Eddington
Fans who hoped that Aster had got all the indulgence out of his system with the splurge of Beau may be frustrated.

Directed by Ari Aster
Starring: Joaquin Phoenix, Pedro Pascal, Emma Stone
Released 22 August
7/10
It’s May 2020 in the small New Mexico town of Eddington (pop. 2,345) and Sheriff Joe Cross (a grizzled, befuddled Joaquin Phoenix) is beginning to lose the plot. He struggles with the Covid mask mandate, partly because of his asthma, partly because he sees no evidence of the disease in his small isolated town, but mostly because it’s just not in the spirit of America, goddammit, to interfere in people’s personal liberty.
What’s more, his conspiracy-poisoned mother-in-law (Deirdre O'Connell) has moved into their domestic bubble, and his troubled wife (Emma Stone) is growing ever more distant. He patrols the deserted streets in the evening in his shabby old white hat, mocked by the local teens who film him trying to apprehend local hobos and post his humiliations to TikTok.
His frustrations find a focus in local mayor, Ted Garcia (Pedro Pascal), whose publicity presents him as right-on hero of the community, but who is secretly in bed with a tech company scheming to bring a resource-heavy hyperscale data center to the town (and who used to be in bed with Joe’s wife). After one bad day too many, Sheriff Joe decides he just can’t take it any more, and starts his own Mayoral campaign.
So far so conventional? The struggle between flinty, independent frontiersmen and the arrival of strange new technologies is at the heart of every classic western from The Great Train Robbery through High Noon to The Wild Bunch, and the battle between Sheriff Joe and Mayor Ted for the soul of Eddington looks all set to be a rich new addition to the venerable canon.
But this is an Ari Aster film. Having made his name with the “elevated horror” of Hereditary and Midsommar, he seemed determined to prove that he couldn’t be boxed into genre. 2023’s rambling, sprawling and wilfully demented Beau Is Afraid was the result - something like Woody Allen trying to make a David Lynch movie, and possibly the shaggiest Jewish mother joke ever made.

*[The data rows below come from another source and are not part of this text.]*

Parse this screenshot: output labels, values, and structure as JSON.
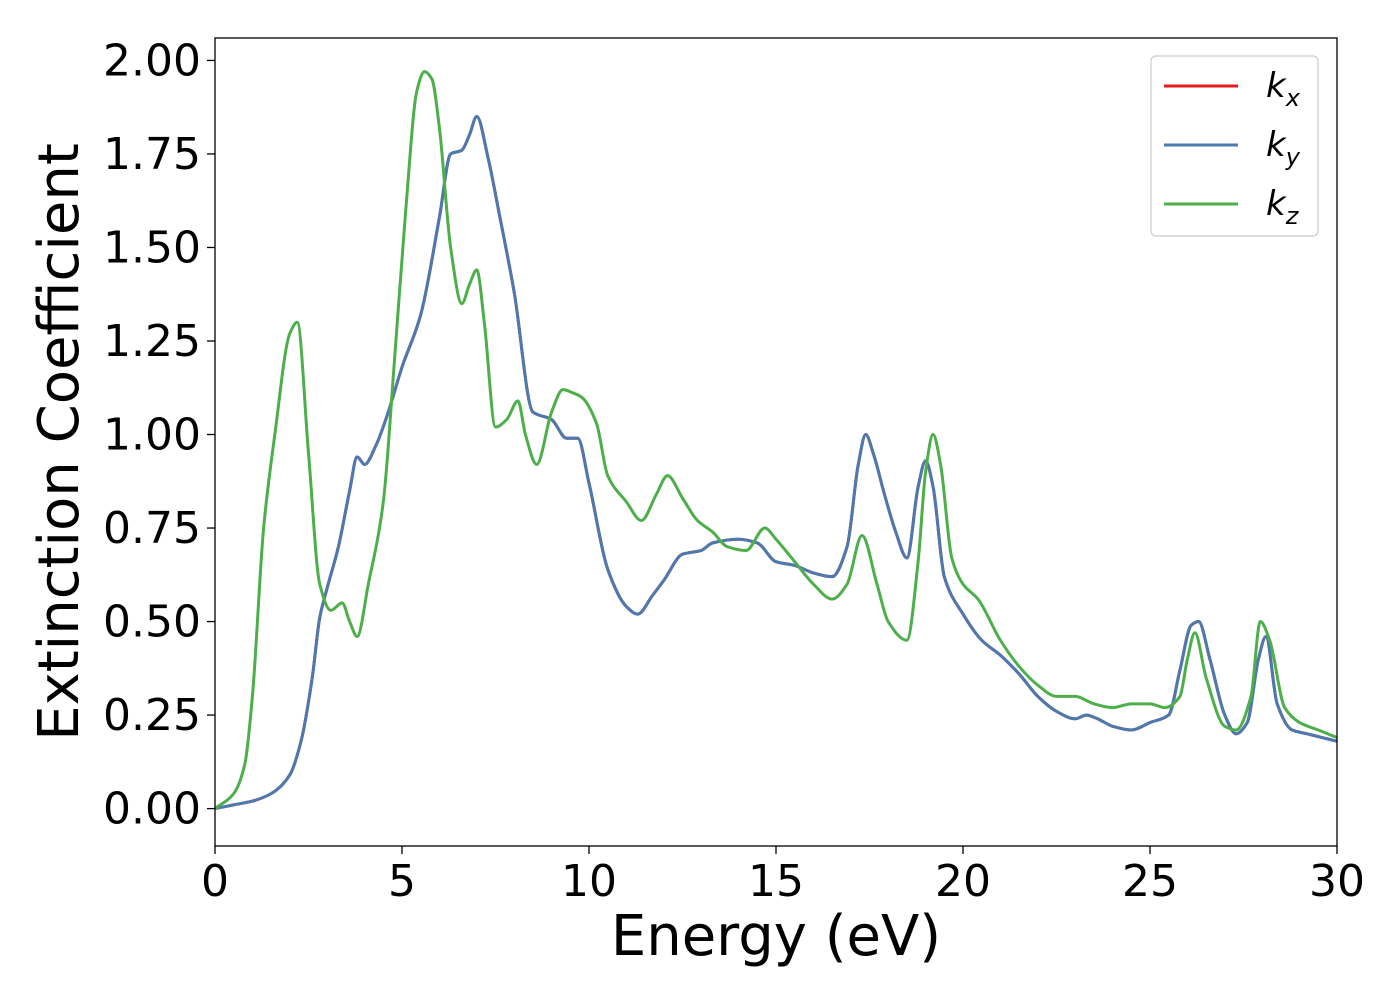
{
  "chart_data": {
    "type": "line",
    "xlabel": "Energy (eV)",
    "ylabel": "Extinction Coefficient",
    "xlim": [
      0,
      30
    ],
    "ylim": [
      -0.1,
      2.06
    ],
    "x_ticks": [
      0,
      5,
      10,
      15,
      20,
      25,
      30
    ],
    "x_tick_labels": [
      "0",
      "5",
      "10",
      "15",
      "20",
      "25",
      "30"
    ],
    "y_ticks": [
      0,
      0.25,
      0.5,
      0.75,
      1.0,
      1.25,
      1.5,
      1.75,
      2.0
    ],
    "y_tick_labels": [
      "0.00",
      "0.25",
      "0.50",
      "0.75",
      "1.00",
      "1.25",
      "1.50",
      "1.75",
      "2.00"
    ],
    "grid": false,
    "legend_position": "top-right",
    "series": [
      {
        "name": "k_x",
        "label_base": "k",
        "label_sub": "x",
        "color": "#e41a1c",
        "x": [
          0,
          0.5,
          1.0,
          1.5,
          2.0,
          2.3,
          2.6,
          2.8,
          3.0,
          3.3,
          3.6,
          3.8,
          4.0,
          4.3,
          4.6,
          5.0,
          5.5,
          6.0,
          6.3,
          6.6,
          6.8,
          7.0,
          7.3,
          7.6,
          8.0,
          8.5,
          9.0,
          9.4,
          9.7,
          10.0,
          10.5,
          11.0,
          11.3,
          11.7,
          12.0,
          12.5,
          13.0,
          13.3,
          14.0,
          14.5,
          15.0,
          15.5,
          16.0,
          16.5,
          16.9,
          17.2,
          17.4,
          17.6,
          17.9,
          18.2,
          18.5,
          18.8,
          19.0,
          19.2,
          19.5,
          20.0,
          20.5,
          21.0,
          21.5,
          22.0,
          22.5,
          23.0,
          23.3,
          23.6,
          24.0,
          24.5,
          25.0,
          25.5,
          25.8,
          26.1,
          26.3,
          26.6,
          27.0,
          27.3,
          27.6,
          27.9,
          28.1,
          28.4,
          28.8,
          29.2,
          29.6,
          30.0
        ],
        "y": [
          0.0,
          0.01,
          0.02,
          0.04,
          0.09,
          0.18,
          0.35,
          0.51,
          0.59,
          0.7,
          0.85,
          0.94,
          0.92,
          0.97,
          1.05,
          1.18,
          1.32,
          1.58,
          1.75,
          1.76,
          1.8,
          1.85,
          1.74,
          1.59,
          1.38,
          1.06,
          1.04,
          0.99,
          0.99,
          0.87,
          0.64,
          0.54,
          0.52,
          0.57,
          0.61,
          0.68,
          0.69,
          0.71,
          0.72,
          0.71,
          0.66,
          0.65,
          0.63,
          0.62,
          0.7,
          0.92,
          1.0,
          0.95,
          0.84,
          0.74,
          0.67,
          0.86,
          0.93,
          0.86,
          0.62,
          0.52,
          0.45,
          0.41,
          0.36,
          0.3,
          0.26,
          0.24,
          0.25,
          0.24,
          0.22,
          0.21,
          0.23,
          0.25,
          0.37,
          0.49,
          0.5,
          0.4,
          0.25,
          0.2,
          0.23,
          0.4,
          0.46,
          0.28,
          0.21,
          0.2,
          0.19,
          0.18
        ]
      },
      {
        "name": "k_y",
        "label_base": "k",
        "label_sub": "y",
        "color": "#4a7ab0",
        "x": [
          0,
          0.5,
          1.0,
          1.5,
          2.0,
          2.3,
          2.6,
          2.8,
          3.0,
          3.3,
          3.6,
          3.8,
          4.0,
          4.3,
          4.6,
          5.0,
          5.5,
          6.0,
          6.3,
          6.6,
          6.8,
          7.0,
          7.3,
          7.6,
          8.0,
          8.5,
          9.0,
          9.4,
          9.7,
          10.0,
          10.5,
          11.0,
          11.3,
          11.7,
          12.0,
          12.5,
          13.0,
          13.3,
          14.0,
          14.5,
          15.0,
          15.5,
          16.0,
          16.5,
          16.9,
          17.2,
          17.4,
          17.6,
          17.9,
          18.2,
          18.5,
          18.8,
          19.0,
          19.2,
          19.5,
          20.0,
          20.5,
          21.0,
          21.5,
          22.0,
          22.5,
          23.0,
          23.3,
          23.6,
          24.0,
          24.5,
          25.0,
          25.5,
          25.8,
          26.1,
          26.3,
          26.6,
          27.0,
          27.3,
          27.6,
          27.9,
          28.1,
          28.4,
          28.8,
          29.2,
          29.6,
          30.0
        ],
        "y": [
          0.0,
          0.01,
          0.02,
          0.04,
          0.09,
          0.18,
          0.35,
          0.51,
          0.59,
          0.7,
          0.85,
          0.94,
          0.92,
          0.97,
          1.05,
          1.18,
          1.32,
          1.58,
          1.75,
          1.76,
          1.8,
          1.85,
          1.74,
          1.59,
          1.38,
          1.06,
          1.04,
          0.99,
          0.99,
          0.87,
          0.64,
          0.54,
          0.52,
          0.57,
          0.61,
          0.68,
          0.69,
          0.71,
          0.72,
          0.71,
          0.66,
          0.65,
          0.63,
          0.62,
          0.7,
          0.92,
          1.0,
          0.95,
          0.84,
          0.74,
          0.67,
          0.86,
          0.93,
          0.86,
          0.62,
          0.52,
          0.45,
          0.41,
          0.36,
          0.3,
          0.26,
          0.24,
          0.25,
          0.24,
          0.22,
          0.21,
          0.23,
          0.25,
          0.37,
          0.49,
          0.5,
          0.4,
          0.25,
          0.2,
          0.23,
          0.4,
          0.46,
          0.28,
          0.21,
          0.2,
          0.19,
          0.18
        ]
      },
      {
        "name": "k_z",
        "label_base": "k",
        "label_sub": "z",
        "color": "#4daf4a",
        "x": [
          0,
          0.5,
          0.8,
          1.0,
          1.3,
          1.6,
          2.0,
          2.2,
          2.5,
          2.8,
          3.1,
          3.4,
          3.6,
          3.8,
          4.1,
          4.5,
          4.8,
          5.1,
          5.4,
          5.6,
          5.8,
          6.0,
          6.3,
          6.6,
          6.8,
          7.0,
          7.2,
          7.5,
          7.8,
          8.1,
          8.3,
          8.6,
          9.0,
          9.3,
          9.6,
          9.8,
          10.2,
          10.5,
          11.0,
          11.4,
          11.8,
          12.1,
          12.5,
          12.9,
          13.3,
          13.7,
          14.2,
          14.7,
          15.0,
          15.5,
          16.0,
          16.5,
          16.9,
          17.3,
          17.7,
          18.0,
          18.5,
          18.8,
          19.0,
          19.2,
          19.4,
          19.7,
          20.0,
          20.4,
          21.0,
          21.5,
          22.0,
          22.5,
          23.0,
          23.5,
          24.0,
          24.5,
          25.0,
          25.4,
          25.8,
          26.0,
          26.2,
          26.5,
          27.0,
          27.3,
          27.7,
          27.95,
          28.2,
          28.6,
          29.0,
          29.5,
          30.0
        ],
        "y": [
          0.0,
          0.04,
          0.12,
          0.3,
          0.75,
          1.0,
          1.27,
          1.3,
          0.95,
          0.6,
          0.53,
          0.55,
          0.5,
          0.46,
          0.6,
          0.82,
          1.2,
          1.6,
          1.92,
          1.97,
          1.95,
          1.82,
          1.5,
          1.35,
          1.4,
          1.44,
          1.3,
          1.02,
          1.04,
          1.09,
          1.0,
          0.92,
          1.06,
          1.12,
          1.11,
          1.1,
          1.03,
          0.89,
          0.82,
          0.77,
          0.84,
          0.89,
          0.83,
          0.77,
          0.74,
          0.7,
          0.69,
          0.75,
          0.72,
          0.66,
          0.6,
          0.56,
          0.6,
          0.73,
          0.6,
          0.5,
          0.45,
          0.66,
          0.9,
          1.0,
          0.92,
          0.67,
          0.6,
          0.56,
          0.45,
          0.38,
          0.33,
          0.3,
          0.3,
          0.28,
          0.27,
          0.28,
          0.28,
          0.27,
          0.3,
          0.4,
          0.47,
          0.35,
          0.22,
          0.21,
          0.3,
          0.5,
          0.45,
          0.27,
          0.23,
          0.21,
          0.19
        ]
      }
    ]
  }
}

Fans who hoped that Aster had got all the indulgence out of his system with the splurge of Beau may be frustrated. After shaping up as a darkly funny modern western, Eddington goes sensationally off the rails, aiming a scattershot satirical shot gun at everything from BLM to QAnon, repressed memory cults to stolen land narratives, spiralling to a tense, terrifying and bloody climax.
Aster has said he wanted to make a film that “feels like today”, that has the same vertiginous rush as the daily doomscroll. Eddington is in many ways a film about reality collapse, the loss of a consensus narratives, a western world where there’s no white-hatted Gary Cooper lawman on the horizon to re-establish the rules and save the day. Eddington is undoubtedly a wild ride into extremely online psychosis. Whether it coheres into a great modern western is another question - but maybe coherence is no longer an option?